Bayramdan bayrama değil, ramazandan ramazana değil veya seçimden seçime hiç değil, ihtiyaç duydukları sürece her ay almaktadırlar. Ayrıca yardım edenlerin merhametine, isteğine bağlı olarak da değil "hak" temelli almaktadırlar.
Desteğe muhtaç açlık sınırındaki bu ailelerin hiçbir geliri, iş verseniz dahi çalışabilecek kimsesi bulunmamaktadır. Yani sadece yardımlarla yaşama tutunmaya çalışan, destek sunulmadığında açlıkla karşı karşıya kalması kaçınılmaz olan ve muhtemelen de kimi geceler aç yatan ailelerdir. Çoğunlukla parçalanmış/dağılmış, kadının tek başına birkaç çocukla orta yerde kaldığı ve destek sunulmadığında her tür tehdide açık ailelerdir.
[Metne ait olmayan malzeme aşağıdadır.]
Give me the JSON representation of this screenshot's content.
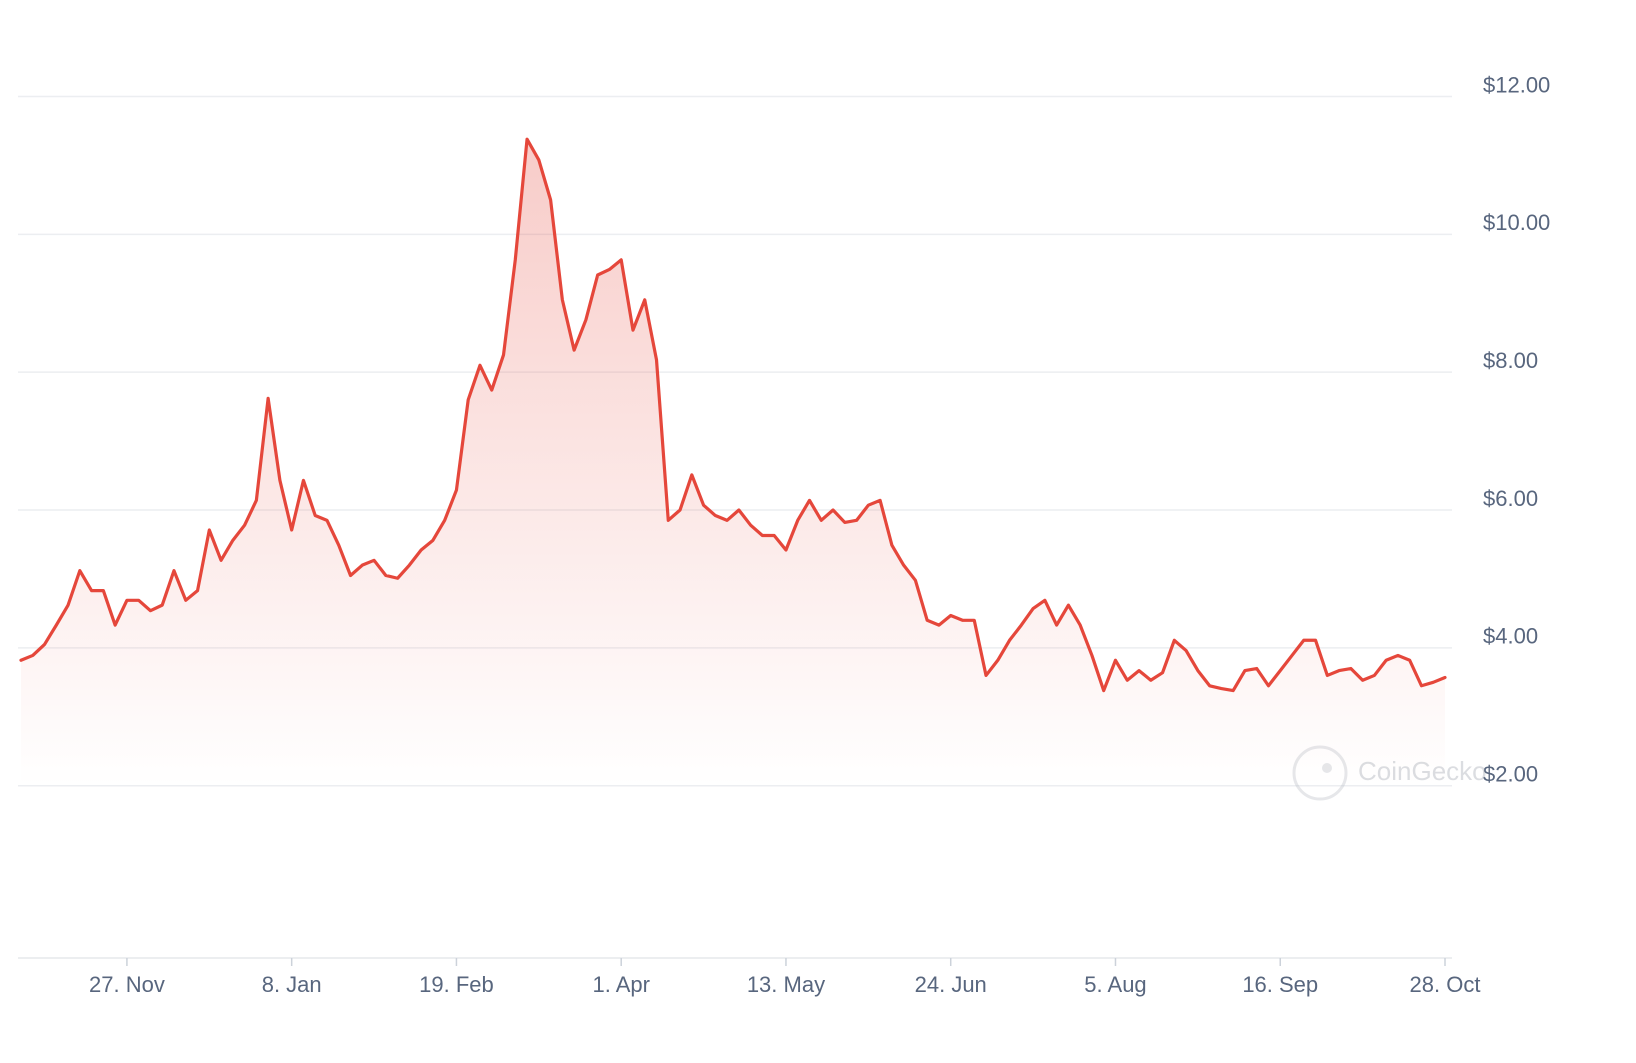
{
  "chart_data": {
    "type": "line",
    "watermark": "CoinGecko",
    "x": [
      "31. Oct",
      "3. Nov",
      "6. Nov",
      "9. Nov",
      "12. Nov",
      "15. Nov",
      "18. Nov",
      "21. Nov",
      "24. Nov",
      "27. Nov",
      "30. Nov",
      "3. Dec",
      "6. Dec",
      "9. Dec",
      "12. Dec",
      "15. Dec",
      "18. Dec",
      "21. Dec",
      "24. Dec",
      "27. Dec",
      "30. Dec",
      "2. Jan",
      "5. Jan",
      "8. Jan",
      "11. Jan",
      "14. Jan",
      "17. Jan",
      "20. Jan",
      "23. Jan",
      "26. Jan",
      "29. Jan",
      "1. Feb",
      "4. Feb",
      "7. Feb",
      "10. Feb",
      "13. Feb",
      "16. Feb",
      "19. Feb",
      "22. Feb",
      "25. Feb",
      "28. Feb",
      "2. Mar",
      "5. Mar",
      "8. Mar",
      "11. Mar",
      "14. Mar",
      "17. Mar",
      "20. Mar",
      "23. Mar",
      "26. Mar",
      "29. Mar",
      "1. Apr",
      "4. Apr",
      "7. Apr",
      "10. Apr",
      "13. Apr",
      "16. Apr",
      "19. Apr",
      "22. Apr",
      "25. Apr",
      "28. Apr",
      "1. May",
      "4. May",
      "7. May",
      "10. May",
      "13. May",
      "16. May",
      "19. May",
      "22. May",
      "25. May",
      "28. May",
      "31. May",
      "3. Jun",
      "6. Jun",
      "9. Jun",
      "12. Jun",
      "15. Jun",
      "18. Jun",
      "21. Jun",
      "24. Jun",
      "27. Jun",
      "30. Jun",
      "3. Jul",
      "6. Jul",
      "9. Jul",
      "12. Jul",
      "15. Jul",
      "18. Jul",
      "21. Jul",
      "24. Jul",
      "27. Jul",
      "30. Jul",
      "2. Aug",
      "5. Aug",
      "8. Aug",
      "11. Aug",
      "14. Aug",
      "17. Aug",
      "20. Aug",
      "23. Aug",
      "26. Aug",
      "29. Aug",
      "1. Sep",
      "4. Sep",
      "7. Sep",
      "10. Sep",
      "13. Sep",
      "16. Sep",
      "19. Sep",
      "22. Sep",
      "25. Sep",
      "28. Sep",
      "1. Oct",
      "4. Oct",
      "7. Oct",
      "10. Oct",
      "13. Oct",
      "16. Oct",
      "19. Oct",
      "22. Oct",
      "25. Oct",
      "28. Oct"
    ],
    "values": [
      3.82,
      3.89,
      4.05,
      4.33,
      4.62,
      5.12,
      4.83,
      4.83,
      4.33,
      4.69,
      4.69,
      4.54,
      4.62,
      5.12,
      4.69,
      4.83,
      5.71,
      5.27,
      5.56,
      5.78,
      6.14,
      7.62,
      6.43,
      5.71,
      6.43,
      5.92,
      5.85,
      5.49,
      5.05,
      5.2,
      5.27,
      5.05,
      5.01,
      5.2,
      5.42,
      5.56,
      5.85,
      6.29,
      7.6,
      8.1,
      7.74,
      8.25,
      9.63,
      11.38,
      11.08,
      10.5,
      9.05,
      8.32,
      8.76,
      9.41,
      9.49,
      9.63,
      8.61,
      9.05,
      8.18,
      5.85,
      6.0,
      6.51,
      6.07,
      5.92,
      5.85,
      6.0,
      5.78,
      5.63,
      5.63,
      5.42,
      5.85,
      6.14,
      5.85,
      6.0,
      5.82,
      5.85,
      6.07,
      6.14,
      5.49,
      5.2,
      4.98,
      4.4,
      4.33,
      4.47,
      4.4,
      4.4,
      3.6,
      3.82,
      4.11,
      4.33,
      4.57,
      4.69,
      4.33,
      4.62,
      4.33,
      3.89,
      3.38,
      3.82,
      3.53,
      3.67,
      3.53,
      3.64,
      4.11,
      3.96,
      3.67,
      3.45,
      3.41,
      3.38,
      3.67,
      3.7,
      3.45,
      3.67,
      3.89,
      4.11,
      4.11,
      3.6,
      3.67,
      3.7,
      3.53,
      3.6,
      3.82,
      3.89,
      3.82,
      3.45,
      3.5,
      3.57
    ],
    "color": "#e5473b",
    "xticks": [
      "27. Nov",
      "8. Jan",
      "19. Feb",
      "1. Apr",
      "13. May",
      "24. Jun",
      "5. Aug",
      "16. Sep",
      "28. Oct"
    ],
    "ylim": [
      -0.5,
      13.4
    ],
    "yticks": [
      {
        "value": 2,
        "label": "$2.00"
      },
      {
        "value": 4,
        "label": "$4.00"
      },
      {
        "value": 6,
        "label": "$6.00"
      },
      {
        "value": 8,
        "label": "$8.00"
      },
      {
        "value": 10,
        "label": "$10.00"
      },
      {
        "value": 12,
        "label": "$12.00"
      }
    ],
    "grid": true
  }
}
İşte bu ailelerimiz için 33 aydır uygulamada olan SARMAŞIK Gıda Bankası Projesi ile kentimizin sınırlı olanakları bir araya getirilmiş ve Yerel Yönetimler-Sivil Toplum Örgütleri ve Duyarlı Yurttaş birlikteliğinin en güzel "toplumsal dayanışma" örneği sergilenmiştir.
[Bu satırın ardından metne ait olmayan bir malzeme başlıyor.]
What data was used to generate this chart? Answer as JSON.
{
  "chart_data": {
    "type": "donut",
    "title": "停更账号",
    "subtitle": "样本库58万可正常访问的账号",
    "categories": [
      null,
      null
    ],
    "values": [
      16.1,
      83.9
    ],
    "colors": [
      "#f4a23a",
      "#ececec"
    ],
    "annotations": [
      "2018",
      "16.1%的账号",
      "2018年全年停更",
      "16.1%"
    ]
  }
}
SARMAŞIK Derneği olarak, çalışmasını yaptığımız ve sonuçlarını kamuoyu ile paylaştığımız Diyarbakır Kent Yoksulluk Haritası araştırmasında, kentimizde hiçbir geliri olmayıp sadece yardımlarla yaşayan 4500 civarında ailenin bulunduğunu tespit etmiştik. Proje olanakları ölçüsünde bu ailelerden 2300'ünü Gıda Bankası sistemine dâhil etmiş bulunuyoruz. Geride kalan ve derneğimize başvurusu bulunan 2000'i aşkın aileyi de yeni dönemde bu "sosyal destek sistemine" katmanın arayışındayken Diyarbakır Valiliğinin engeline takıldık.
Gıda Bankası Projesinin en büyük ortaklarından olan Diyarbakır Büyükşehir Belediye Başkanlığı'nın, Belediye Meclisi'nde yeni dönem proje ortaklığı için almış olduğu karar Diyarbakır Valiliği'nce veto edildi. Veto edilmekle kalınmadı aynı zamanda Yürütmenin Durdurulması kararı çıkarıldı.
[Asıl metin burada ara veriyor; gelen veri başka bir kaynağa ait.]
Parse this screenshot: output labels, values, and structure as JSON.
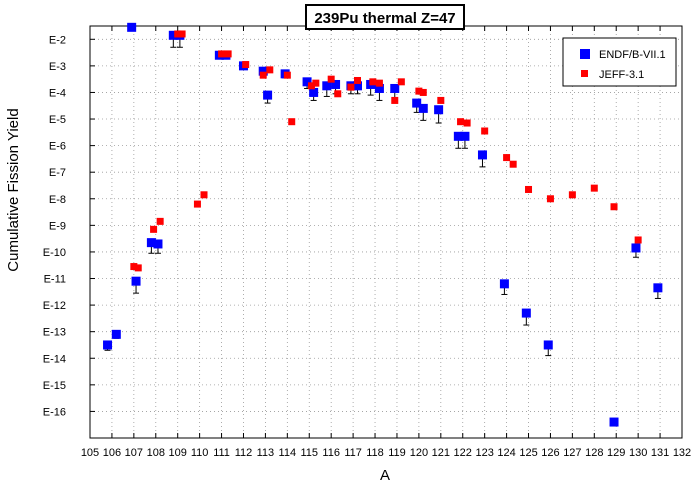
{
  "chart_data": {
    "type": "scatter",
    "title": "239Pu thermal Z=47",
    "xlabel": "A",
    "ylabel": "Cumulative Fission Yield",
    "x_range": [
      105,
      132
    ],
    "x_ticks": [
      105,
      106,
      107,
      108,
      109,
      110,
      111,
      112,
      113,
      114,
      115,
      116,
      117,
      118,
      119,
      120,
      121,
      122,
      123,
      124,
      125,
      126,
      127,
      128,
      129,
      130,
      131,
      132
    ],
    "y_scale": "log",
    "y_range_log10": [
      -17,
      -1.5
    ],
    "y_ticks": [
      {
        "exp": -2,
        "label": "E-2"
      },
      {
        "exp": -3,
        "label": "E-3"
      },
      {
        "exp": -4,
        "label": "E-4"
      },
      {
        "exp": -5,
        "label": "E-5"
      },
      {
        "exp": -6,
        "label": "E-6"
      },
      {
        "exp": -7,
        "label": "E-7"
      },
      {
        "exp": -8,
        "label": "E-8"
      },
      {
        "exp": -9,
        "label": "E-9"
      },
      {
        "exp": -10,
        "label": "E-10"
      },
      {
        "exp": -11,
        "label": "E-11"
      },
      {
        "exp": -12,
        "label": "E-12"
      },
      {
        "exp": -13,
        "label": "E-13"
      },
      {
        "exp": -14,
        "label": "E-14"
      },
      {
        "exp": -15,
        "label": "E-15"
      },
      {
        "exp": -16,
        "label": "E-16"
      }
    ],
    "grid": "dotted",
    "legend_position": "top-right",
    "series": [
      {
        "name": "ENDF/B-VII.1",
        "color": "#0000ff",
        "marker": "square",
        "points": [
          {
            "a": 105.8,
            "log10y": -13.5,
            "err": 0.2
          },
          {
            "a": 106.2,
            "log10y": -13.1,
            "err": 0.15
          },
          {
            "a": 106.9,
            "log10y": -1.55,
            "err": 0
          },
          {
            "a": 107.1,
            "log10y": -11.1,
            "err": 0.45
          },
          {
            "a": 107.8,
            "log10y": -9.65,
            "err": 0.4
          },
          {
            "a": 108.1,
            "log10y": -9.7,
            "err": 0.35
          },
          {
            "a": 108.8,
            "log10y": -1.85,
            "err": 0.45
          },
          {
            "a": 109.1,
            "log10y": -1.85,
            "err": 0.45
          },
          {
            "a": 110.9,
            "log10y": -2.6,
            "err": 0.1
          },
          {
            "a": 111.2,
            "log10y": -2.6,
            "err": 0.1
          },
          {
            "a": 112.0,
            "log10y": -3.0,
            "err": 0.1
          },
          {
            "a": 112.9,
            "log10y": -3.2,
            "err": 0.2
          },
          {
            "a": 113.1,
            "log10y": -4.1,
            "err": 0.3
          },
          {
            "a": 113.9,
            "log10y": -3.3,
            "err": 0.15
          },
          {
            "a": 114.9,
            "log10y": -3.6,
            "err": 0.25
          },
          {
            "a": 115.2,
            "log10y": -4.0,
            "err": 0.3
          },
          {
            "a": 115.8,
            "log10y": -3.75,
            "err": 0.4
          },
          {
            "a": 116.2,
            "log10y": -3.7,
            "err": 0.35
          },
          {
            "a": 116.9,
            "log10y": -3.75,
            "err": 0.3
          },
          {
            "a": 117.2,
            "log10y": -3.75,
            "err": 0.3
          },
          {
            "a": 117.8,
            "log10y": -3.7,
            "err": 0.4
          },
          {
            "a": 118.2,
            "log10y": -3.85,
            "err": 0.45
          },
          {
            "a": 118.9,
            "log10y": -3.85,
            "err": 0.45
          },
          {
            "a": 119.9,
            "log10y": -4.4,
            "err": 0.35
          },
          {
            "a": 120.2,
            "log10y": -4.6,
            "err": 0.45
          },
          {
            "a": 120.9,
            "log10y": -4.65,
            "err": 0.5
          },
          {
            "a": 121.8,
            "log10y": -5.65,
            "err": 0.45
          },
          {
            "a": 122.1,
            "log10y": -5.65,
            "err": 0.45
          },
          {
            "a": 122.9,
            "log10y": -6.35,
            "err": 0.45
          },
          {
            "a": 123.9,
            "log10y": -11.2,
            "err": 0.4
          },
          {
            "a": 124.9,
            "log10y": -12.3,
            "err": 0.45
          },
          {
            "a": 125.9,
            "log10y": -13.5,
            "err": 0.4
          },
          {
            "a": 128.9,
            "log10y": -16.4,
            "err": 0
          },
          {
            "a": 129.9,
            "log10y": -9.85,
            "err": 0.35
          },
          {
            "a": 130.9,
            "log10y": -11.35,
            "err": 0.4
          }
        ]
      },
      {
        "name": "JEFF-3.1",
        "color": "#ff0000",
        "marker": "square",
        "points": [
          {
            "a": 107.0,
            "log10y": -10.55
          },
          {
            "a": 107.2,
            "log10y": -10.6
          },
          {
            "a": 107.9,
            "log10y": -9.15
          },
          {
            "a": 108.2,
            "log10y": -8.85
          },
          {
            "a": 109.0,
            "log10y": -1.8
          },
          {
            "a": 109.2,
            "log10y": -1.8
          },
          {
            "a": 109.9,
            "log10y": -8.2
          },
          {
            "a": 110.2,
            "log10y": -7.85
          },
          {
            "a": 111.0,
            "log10y": -2.55
          },
          {
            "a": 111.3,
            "log10y": -2.55
          },
          {
            "a": 112.1,
            "log10y": -2.95
          },
          {
            "a": 112.9,
            "log10y": -3.35
          },
          {
            "a": 113.2,
            "log10y": -3.15
          },
          {
            "a": 114.0,
            "log10y": -3.35
          },
          {
            "a": 114.2,
            "log10y": -5.1
          },
          {
            "a": 115.1,
            "log10y": -3.75
          },
          {
            "a": 115.3,
            "log10y": -3.65
          },
          {
            "a": 116.0,
            "log10y": -3.5
          },
          {
            "a": 116.3,
            "log10y": -4.05
          },
          {
            "a": 116.9,
            "log10y": -3.8
          },
          {
            "a": 117.2,
            "log10y": -3.55
          },
          {
            "a": 117.9,
            "log10y": -3.6
          },
          {
            "a": 118.2,
            "log10y": -3.65
          },
          {
            "a": 118.9,
            "log10y": -4.3
          },
          {
            "a": 119.2,
            "log10y": -3.6
          },
          {
            "a": 120.0,
            "log10y": -3.95
          },
          {
            "a": 120.2,
            "log10y": -4.0
          },
          {
            "a": 121.0,
            "log10y": -4.3
          },
          {
            "a": 121.9,
            "log10y": -5.1
          },
          {
            "a": 122.2,
            "log10y": -5.15
          },
          {
            "a": 123.0,
            "log10y": -5.45
          },
          {
            "a": 124.0,
            "log10y": -6.45
          },
          {
            "a": 124.3,
            "log10y": -6.7
          },
          {
            "a": 125.0,
            "log10y": -7.65
          },
          {
            "a": 126.0,
            "log10y": -8.0
          },
          {
            "a": 127.0,
            "log10y": -7.85
          },
          {
            "a": 128.0,
            "log10y": -7.6
          },
          {
            "a": 128.9,
            "log10y": -8.3
          },
          {
            "a": 130.0,
            "log10y": -9.55
          }
        ]
      }
    ]
  }
}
Diyarbakır Valiliğine sormak istiyoruz
Öncelikle alınan Yürütmeyi Durdurma kararının hukuki hiçbir dayanağının bulunmadığını ve kararın siyasi olduğunu belirtmek istiyoruz. Çünkü proje 33 aydır devam ediyor. Bu süre zarfında belediyenin projeye ortaklığı defalarca Sayıştay ve mülkiye müfettişlerince denetime tabi tutulmuş ve yasalara aykırı bir hususun olmadığı müfettiş raporlarınca da belirtilmiştir. Aynı şekilde yine Diyarbakır Valiliği'nce İçişleri Bakanlığı'ndan talep edilen iki müfettişin derneğimiz bünyesinde 14 gün süren denetleme çalışması sonucunda tutulan Denetleme Raporu'nda da yasaların suç saydığı herhangi bir hususa rastlanmadığı durumu tarafımıza ve teftişi isteyen Diyarbakır Valiliği'ne iletilmiştir.
Şimdi, Gıda Bankası Projesini engellemeye çalışan Diyarbakır Valiliği'ne sormak istiyoruz;
1) SARMAŞIK Gıda Bankası Projesini ve proje ortaklarıyla imzalanan işbirliği protokollerini, projenin başlangıç tarihinden bir ay önce Diyarbakır Valiliği'ne bildirmiş olmamıza rağmen bu üç yıllık süre zarfında, yasal mevzuata aykırı bir durum var idiyse niçin bir uyarıda dahi bulunmadınız? Bugüne kadar neden beklediniz? Ve özellikle de neden şimdi?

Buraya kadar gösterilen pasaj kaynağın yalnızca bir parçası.